NATO Was Never About American Security

David Stockman

The evidence from the Soviet archives shows that Stalin’s policy during the 1947 pivot to Cold War was largely defensive and reactive. But even that departure from the cooperative modus operandi of the wartime alliance arose from what might well be described as an unforced error in Washington.

We are referring to the latter’s badly misplaced fears that deteriorating economic conditions in Western Europe could lead to communists coming to power in France, Italy and elsewhere. The truth of the matter, however, is that even the worst case – a communist France (or Italy or Belgium) – was not a serious military threat to America’s homeland security.

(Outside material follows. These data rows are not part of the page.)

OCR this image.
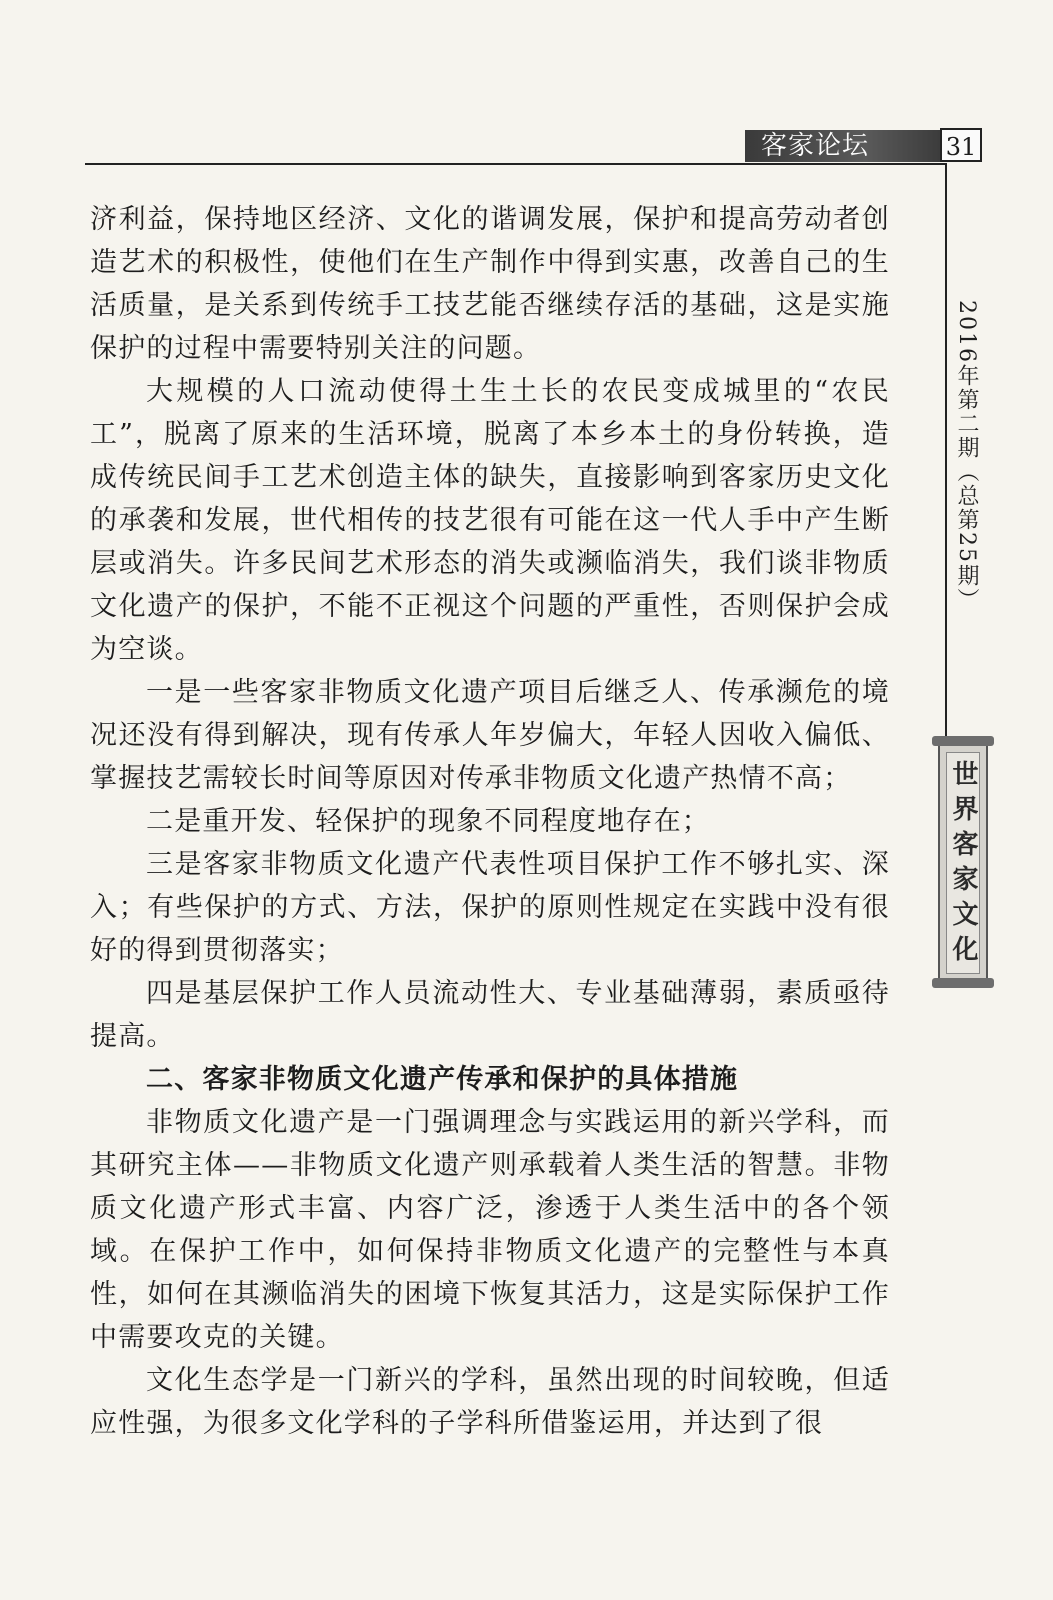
客家论坛	31
2016年第二期（总第25期）
世界客家文化

济利益，保持地区经济、文化的谐调发展，保护和提高劳动者创造艺术的积极性，使他们在生产制作中得到实惠，改善自己的生活质量，是关系到传统手工技艺能否继续存活的基础，这是实施保护的过程中需要特别关注的问题。

大规模的人口流动使得土生土长的农民变成城里的“农民工”，脱离了原来的生活环境，脱离了本乡本土的身份转换，造成传统民间手工艺术创造主体的缺失，直接影响到客家历史文化的承袭和发展，世代相传的技艺很有可能在这一代人手中产生断层或消失。许多民间艺术形态的消失或濒临消失，我们谈非物质文化遗产的保护，不能不正视这个问题的严重性，否则保护会成为空谈。

一是一些客家非物质文化遗产项目后继乏人、传承濒危的境况还没有得到解决，现有传承人年岁偏大，年轻人因收入偏低、掌握技艺需较长时间等原因对传承非物质文化遗产热情不高；

二是重开发、轻保护的现象不同程度地存在；

三是客家非物质文化遗产代表性项目保护工作不够扎实、深入；有些保护的方式、方法，保护的原则性规定在实践中没有很好的得到贯彻落实；

四是基层保护工作人员流动性大、专业基础薄弱，素质亟待提高。

二、客家非物质文化遗产传承和保护的具体措施

非物质文化遗产是一门强调理念与实践运用的新兴学科，而其研究主体——非物质文化遗产则承载着人类生活的智慧。非物质文化遗产形式丰富、内容广泛，渗透于人类生活中的各个领域。在保护工作中，如何保持非物质文化遗产的完整性与本真性，如何在其濒临消失的困境下恢复其活力，这是实际保护工作中需要攻克的关键。

文化生态学是一门新兴的学科，虽然出现的时间较晚，但适应性强，为很多文化学科的子学科所借鉴运用，并达到了很
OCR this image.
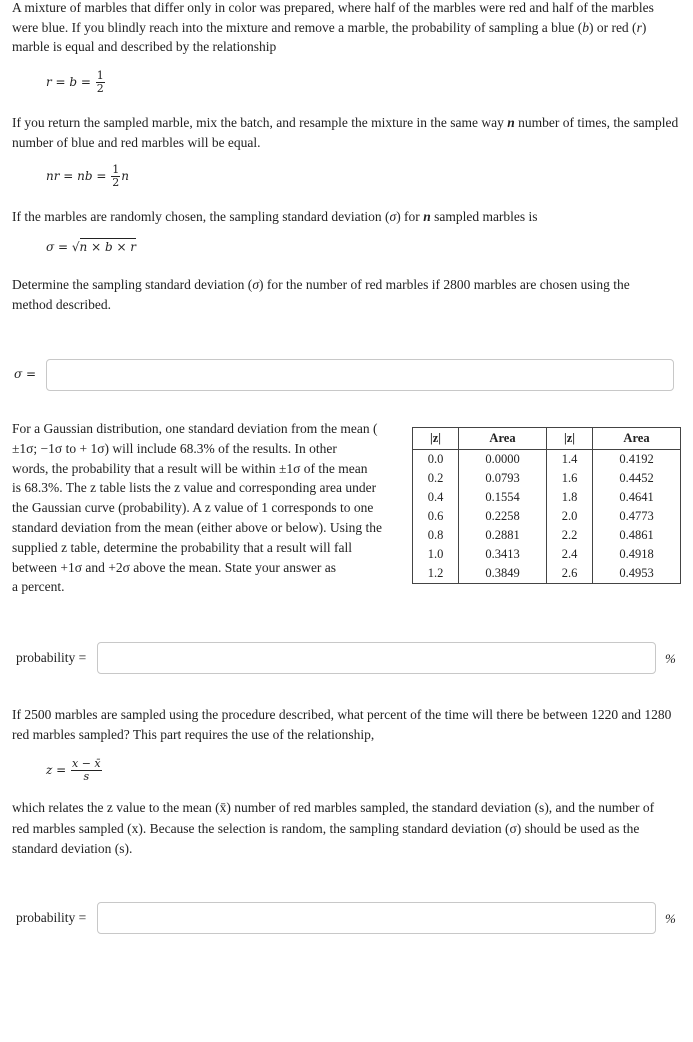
A mixture of marbles that differ only in color was prepared, where half of the marbles were red and half of the marbles
were blue. If you blindly reach into the mixture and remove a marble, the probability of sampling a blue (b) or red (r)
marble is equal and described by the relationship
$r = b = \frac{1}{2}$
If you return the sampled marble, mix the batch, and resample the mixture in the same way n number of times, the sampled
number of blue and red marbles will be equal.
nr = nb = $\frac{1}{2}$ n
If the marbles are randomly chosen, the sampling standard deviation (σ) for n sampled marbles is
σ = √n × b × r
Determine the sampling standard deviation (σ) for the number of red marbles if 2800 marbles are chosen using the
method described.
σ =
For a Gaussian distribution, one standard deviation from the mean (
±1σ; −1σ to + 1σ) will include 68.3% of the results. In other
words, the probability that a result will be within ±1σ of the mean
is 68.3%. The z table lists the z value and corresponding area under
the Gaussian curve (probability). A z value of 1 corresponds to one
standard deviation from the mean (either above or below). Using the
supplied z table, determine the probability that a result will fall
between +1σ and +2σ above the mean. State your answer as
a percent.
|z|	Area	|z|	Area
0.0	0.0000	1.4	0.4192
0.2	0.0793	1.6	0.4452
0.4	0.1554	1.8	0.4641
0.6	0.2258	2.0	0.4773
0.8	0.2881	2.2	0.4861
1.0	0.3413	2.4	0.4918
1.2	0.3849	2.6	0.4953
probability =	%
If 2500 marbles are sampled using the procedure described, what percent of the time will there be between 1220 and 1280
red marbles sampled? This part requires the use of the relationship,
$z = \frac{x - x̄}{s}$
which relates the z value to the mean (x̄) number of red marbles sampled, the standard deviation (s), and the number of
red marbles sampled (x). Because the selection is random, the sampling standard deviation (σ) should be used as the
standard deviation (s).
probability =	%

As we pointed out in Part 2, the post-war Soviet economy was a shambles. Its military had been bled and exhausted by its death struggle with the Wehrmacht and its Navy, which embodied but a tiny fraction of the US Navy’s fire-power, had no ability whatsoever to successfully transport an invasionary force across the Atlantic. Even had it allied with a “communist” France, for example, the military threat to the American homeland just wasn’t there.

To be sure, communist governments in Western Europe would have been a misfortune for electorates who might have stupidly put them in power. But that would have been their domestic governance problem, not a mortal threat to liberty and security on America’s side of the Atlantic moat.